Vectors

Vectors: Basic Concepts

  • Across various branches of mathematics, a vector is generally defined as an object possessing both magnitude (size) and direction.
  • Vectors can represent a wide variety of physical quantities such as force, velocity, or displacement in space.
  • A vector is generally represented as an arrow with a certain length and direction or as a coordinate in n-dimensional space.
  • Vectors can be added or subtracted, multiplied by scalars and have their magnitude and direction calculated.

Vector Notation

  • Usually, vectors are denoted in bold, lowercase letters such as v.
  • Vectors can also be represented in column form such as (x, y), where x and y are the components of the vector, showing how much the vector moves in each dimension.
  • Another way to denote a vector is to specify its initial and terminal points e.g., AB, where A is the initial point, and B is the terminal point.

Magnitude of a Vector

  • The magnitude of a vector refers to its length or size.
  • In two-dimensional space, the magnitude of a vector v with components (x, y) is calculated using Pythagoras’ theorem: v = sqrt(x² + y²).

Vector Operations

  • Vector addition is the operation of adding two or more vectors together to yield a resultant vector.
  • Vector subtraction involves finding the difference between two vectors, which results in another vector.
  • Scalar multiplication is the operation of multiplying a vector by a scalar (real number), resulting in a vector that is the same direction but a different magnitude.

Applications

  • Understanding vectors is crucial for many areas of mathematics and physical sciences.
  • In physics, vectors are used to describe force, velocity, and acceleration.

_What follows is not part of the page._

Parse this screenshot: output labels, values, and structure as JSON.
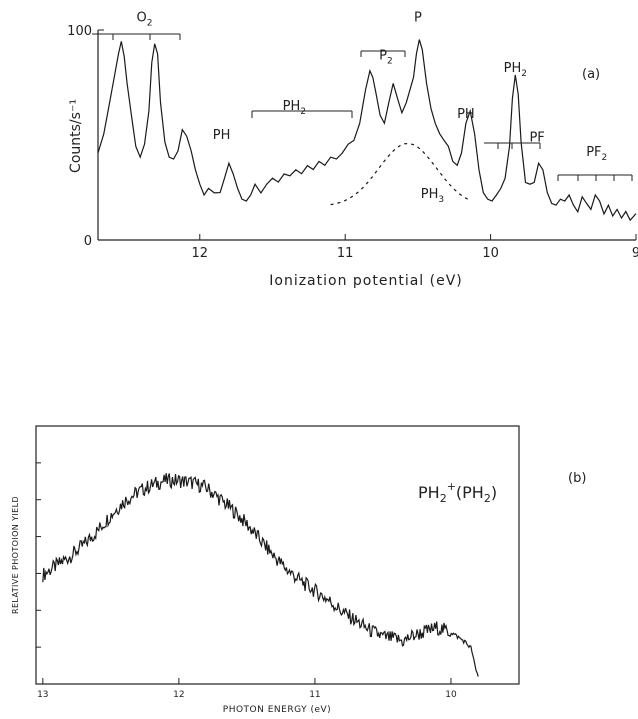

In computer science, they’re used in computer graphics, machine learning, and many other areas.
  • In geometry, one application is finding the position vector, which describes the position of a point in space relative to the origin.
  • Vectors can also be used to find the centroid of a triangle, to calculate areas, and in many other geometric applications.

Dot Product

  • The dot product is a type of multiplication for vectors where the product equals the cosine of the angle between the vectors times the product of their magnitudes.
  • The dot product is used to find the angle between vectors and to determine orthogonality (perpendicularity).

Cross Product

  • The cross product, also known as the vector product, results in a vector perpendicular (at right angles) to the two original vectors.
  • It’s used to find the area of parallelograms and triangles and to determine parallelism and orthogonality. It is also frequently used in physics to find torque and angular momentum.

Vector Projection

  • The projection of one vector onto another represents the length of the shadow of the first vector falling onto the line determined by the second vector when a light is shining from the origin perpendicular to that line.
  • It is a useful concept in many fields, including physics and engineering.